Rockies fundamentally sharp from the start
Eric Young Jr. led off the Rockies’ Cactus League opener by establishing that he and the club will hustle. Young landed a soft hit in front of D-backs right fielder Justin Upton, and didn’t think twice about going for two bases. One weak throw later, and the Rockies were in business.
Then veteran Paul Lo Duca dropped a surprise bunt and beat pitcher Billy Buckner to first base.
The hustle and attention to detail continued until the Rockies had an 11-1 victory at Tucson Electric Park over a D-backs team that, well, looked like it needed some time to get sharp.
“We’ve been back there [at Hi Corbett Field] working on a lot of stuff, and I’m just really pleased,” Tracy said. “We did a lot of positive things that are related to what’s going on.”
With two out and two on in the third, Seth Smith doubled and Chris Iannetta singled with two strikes, and Ian Stewart and Jonathan Herrera added singles to complete a two-run inning. The Rockies were crisp defensively. On the bases, Stewart was picked off second bay D-backs catcher Miguel Montero when he strayed too far from the bag on a ball in the dirt. But that was a mistake by a player trying to be aggressive, so Tracy had no problem with that.
Tracy has said the result of every game of Spring Training is not important, but the intensity and the intelligence with which the Rockies played Thursday are required.
“It’s a Spring Training game, yes, and there are things that we’re looking to see, there are decisions that you make that you’re not going to make during the season because of things that you want to see,” Tracy said. “But you play the game the way you want to play the game from April 5 [Opening Day at Milwaukee] hopefully through the end of October.
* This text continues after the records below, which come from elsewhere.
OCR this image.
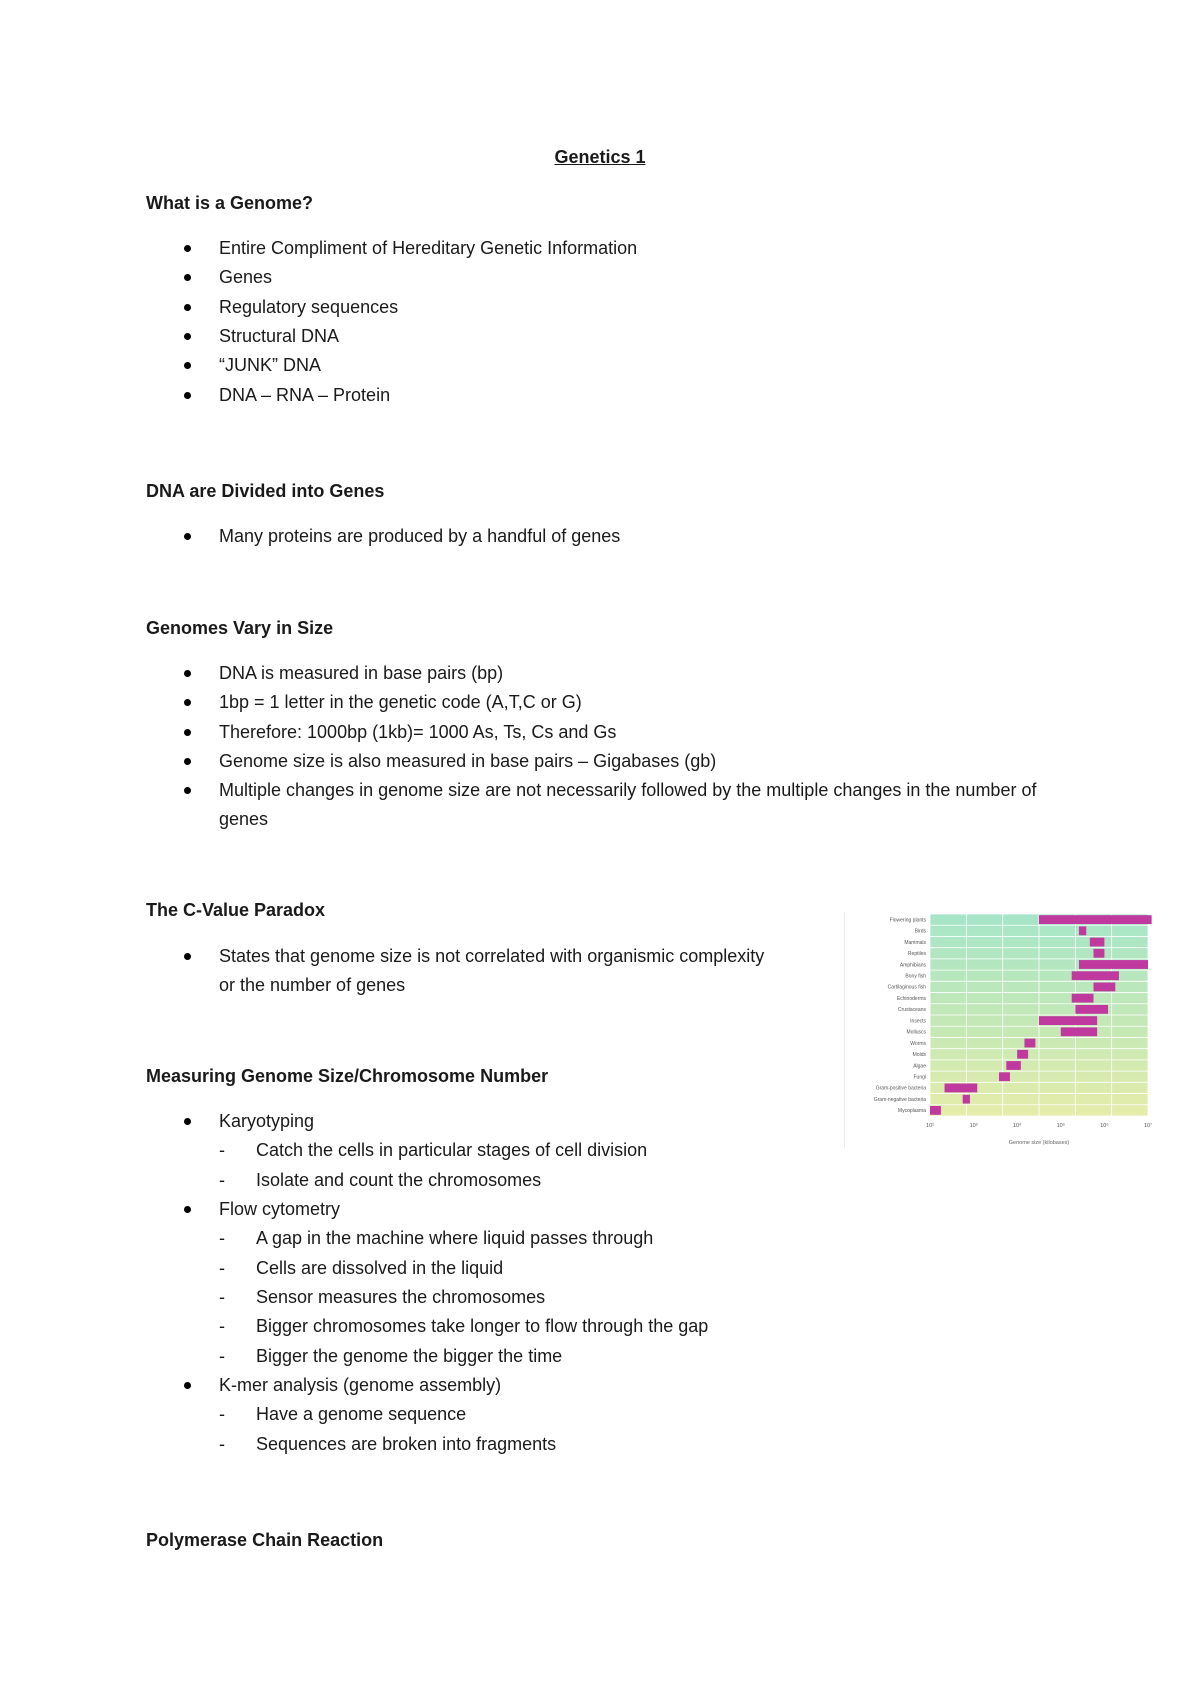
Genetics 1
What is a Genome?
Entire Compliment of Hereditary Genetic Information
Genes
Regulatory sequences
Structural DNA
“JUNK” DNA
DNA – RNA – Protein
DNA are Divided into Genes
Many proteins are produced by a handful of genes
Genomes Vary in Size
DNA is measured in base pairs (bp)
1bp = 1 letter in the genetic code (A,T,C or G)
Therefore: 1000bp (1kb)= 1000 As, Ts, Cs and Gs
Genome size is also measured in base pairs – Gigabases (gb)
Multiple changes in genome size are not necessarily followed by the multiple changes in the number of genes
The C-Value Paradox
States that genome size is not correlated with organismic complexity or the number of genes
Measuring Genome Size/Chromosome Number
Karyotyping
- Catch the cells in particular stages of cell division
- Isolate and count the chromosomes
Flow cytometry
- A gap in the machine where liquid passes through
- Cells are dissolved in the liquid
- Sensor measures the chromosomes
- Bigger chromosomes take longer to flow through the gap
- Bigger the genome the bigger the time
K-mer analysis (genome assembly)
- Have a genome sequence
- Sequences are broken into fragments
Polymerase Chain Reaction
Flowering plants
Birds
Mammals
Reptiles
Amphibians
Bony fish
Cartilaginous fish
Echinoderms
Crustaceans
Insects
Molluscs
Worms
Molds
Algae
Fungi
Gram-positive bacteria
Gram-negative bacteria
Mycoplasma
10²	10³	10⁴	10⁵	10⁶	10⁷
Genome size (kilobases)
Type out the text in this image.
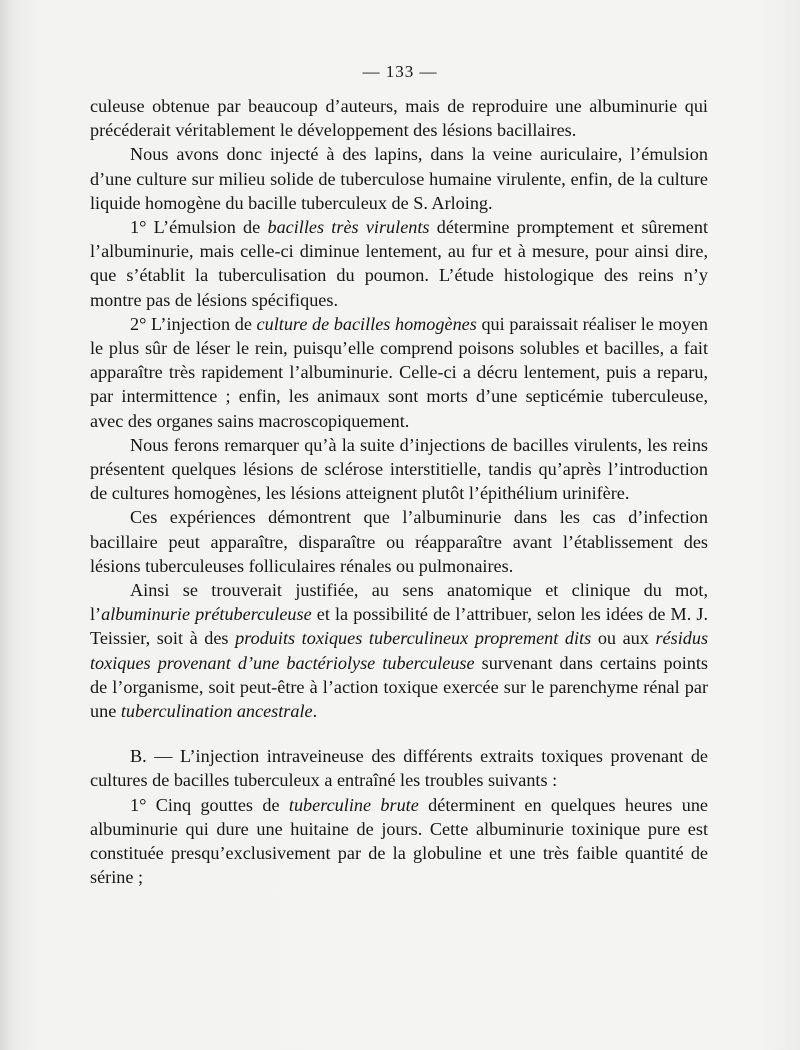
— 133 —

culeuse obtenue par beaucoup d’auteurs, mais de reproduire une albuminurie qui précéderait véritablement le développement des lésions bacillaires.

Nous avons donc injecté à des lapins, dans la veine auriculaire, l’émulsion d’une culture sur milieu solide de tuberculose humaine virulente, enfin, de la culture liquide homogène du bacille tuberculeux de S. Arloing.

1° L’émulsion de bacilles très virulents détermine promptement et sûrement l’albuminurie, mais celle-ci diminue lentement, au fur et à mesure, pour ainsi dire, que s’établit la tuberculisation du poumon. L’étude histologique des reins n’y montre pas de lésions spécifiques.

2° L’injection de culture de bacilles homogènes qui paraissait réaliser le moyen le plus sûr de léser le rein, puisqu’elle comprend poisons solubles et bacilles, a fait apparaître très rapidement l’albuminurie. Celle-ci a décru lentement, puis a reparu, par intermittence ; enfin, les animaux sont morts d’une septicémie tuberculeuse, avec des organes sains macroscopiquement.

Nous ferons remarquer qu’à la suite d’injections de bacilles virulents, les reins présentent quelques lésions de sclérose interstitielle, tandis qu’après l’introduction de cultures homogènes, les lésions atteignent plutôt l’épithélium urinifère.

Ces expériences démontrent que l’albuminurie dans les cas d’infection bacillaire peut apparaître, disparaître ou réapparaître avant l’établissement des lésions tuberculeuses folliculaires rénales ou pulmonaires.

Ainsi se trouverait justifiée, au sens anatomique et clinique du mot, l’albuminurie prétuberculeuse et la possibilité de l’attribuer, selon les idées de M. J. Teissier, soit à des produits toxiques tuberculineux proprement dits ou aux résidus toxiques provenant d’une bactériolyse tuberculeuse survenant dans certains points de l’organisme, soit peut-être à l’action toxique exercée sur le parenchyme rénal par une tuberculination ancestrale.

B. — L’injection intraveineuse des différents extraits toxiques provenant de cultures de bacilles tuberculeux a entraîné les troubles suivants :

1° Cinq gouttes de tuberculine brute déterminent en quelques heures une albuminurie qui dure une huitaine de jours. Cette albuminurie toxinique pure est constituée presqu’exclusivement par de la globuline et une très faible quantité de sérine ;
“As I told them, we’re going to play every pitch of every game. And if we don’t do that, whoever it is, we’re going to talk about it.”
That’s where right-hander Jason Hammel comes in. In the bottom of the second, Brandon Allen tripled to right-center. The throw to third base bounced past Stewart, but Hammel wasn’t in position to back up the play. Luckily for Hammel and the Rockies, the ball stayed in play and Allen stayed at third.
Hammel’s gaffe didn’t escape the notice of Tracy, who smiled and said, “It’s already been taken care of.
Hammel got the message.
“You have to remember the little things to make big things happen, and unfortunately I didn’t do my part on one — backing up third base,” Hammel said, even though he wasn’t asked about it. “But that won’t happen again. I was snoozing on that one.”
Tracy said he will point out the rare mistakes with pitch selection during the game and keep emphasizing various points.